Après dix ans de lutte pour obtenir justice, malheureusement, les policiers ont fini par être relaxés. Ça me laisse un goût amer. Je suis totalement déçu et désespéré. Je ne crois plus du tout en la justice. Ne serait-ce que pour avoir un procès, il a déjà fallu dix ans. Rendez-vous compte ! C’est une justice à deux vitesses. On n’est pas tous égaux devant la justice. Aujourd’hui, j’en suis convaincu. La vraie justice n’existe pas. C’est toujours celle du plus fort et du plus puissant.

Vous livrez votre version des faits avec Siyakha Traoré et l’aide de la journaliste du Parisien Gwenaël Bourdon dans un livre paru début octobre*. C’était une façon pour vous de vous rendre justice ?

J’ai réfléchi longtemps avant de participer à ce livre. Après la relaxe [en mai dernier], je n’avais plus le courage de parler. Et je me suis dit que c’était une façon de rendre hommage à mon frère. Je voulais aussi rétablir la vérité car même après le jugement, on a entendu des choses qui n’étaient pas vraies de la part des politiques.

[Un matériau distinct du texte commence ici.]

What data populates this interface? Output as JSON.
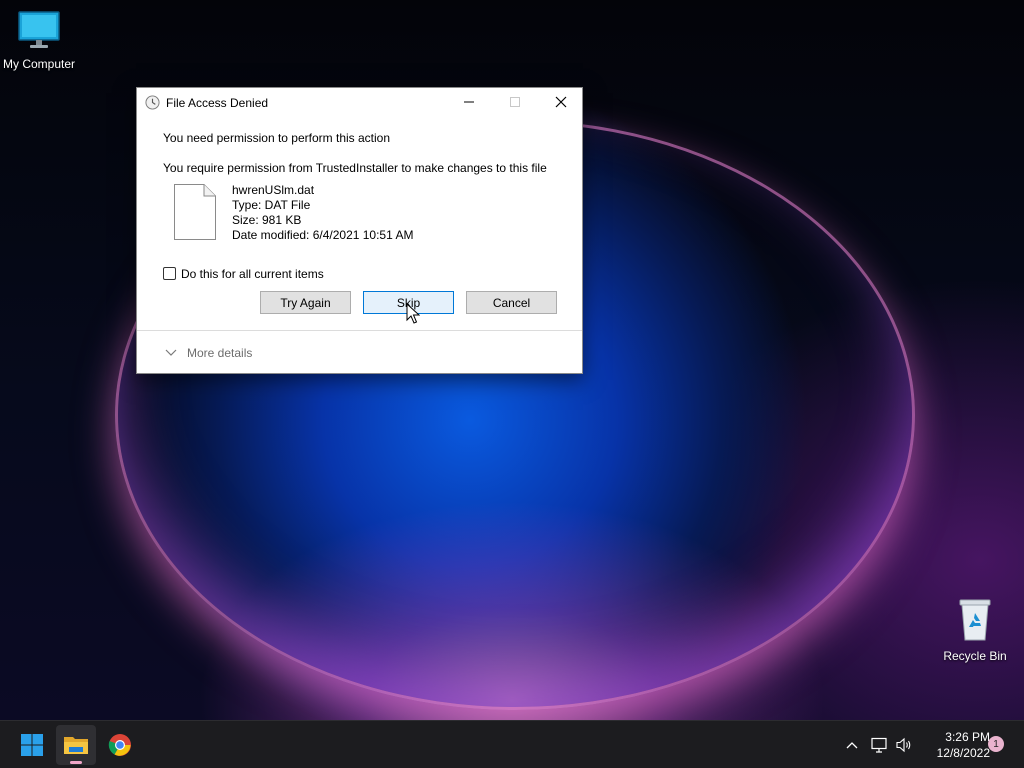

Et c’était aussi pour laisser une trace à mes enfants. Quand ils vont grandir, ils vont essayer de comprendre ce qu’il s’est passé en 2005. Ils auront au moins ce livre.

Quelles sont aujourd’hui les relations entre la police et la population ?

Mon frère est mort pour rien. Il n’avait rien fait. Sa mort aurait pu permettre de faire avancer les droits des jeunes des banlieues. Depuis l’annonce du jugement, les jeunes des quartiers ont la haine. Cette affaire n’a pas fait avancer les choses. Il n’y a eu aucun changement. Il faudrait enseigner aux policiers une autre méthode d’intervention dans les banlieues. Et la justice n’a servi qu’à créer plus de distance entre les jeunes et la police. On nous a donné comme message que les policiers sont intouchables.

* Zyed et Bouna, Gwenael Bourdon avec Adel Benna et Siyakha Traoré, Edition Don Quichotte, 18 euros.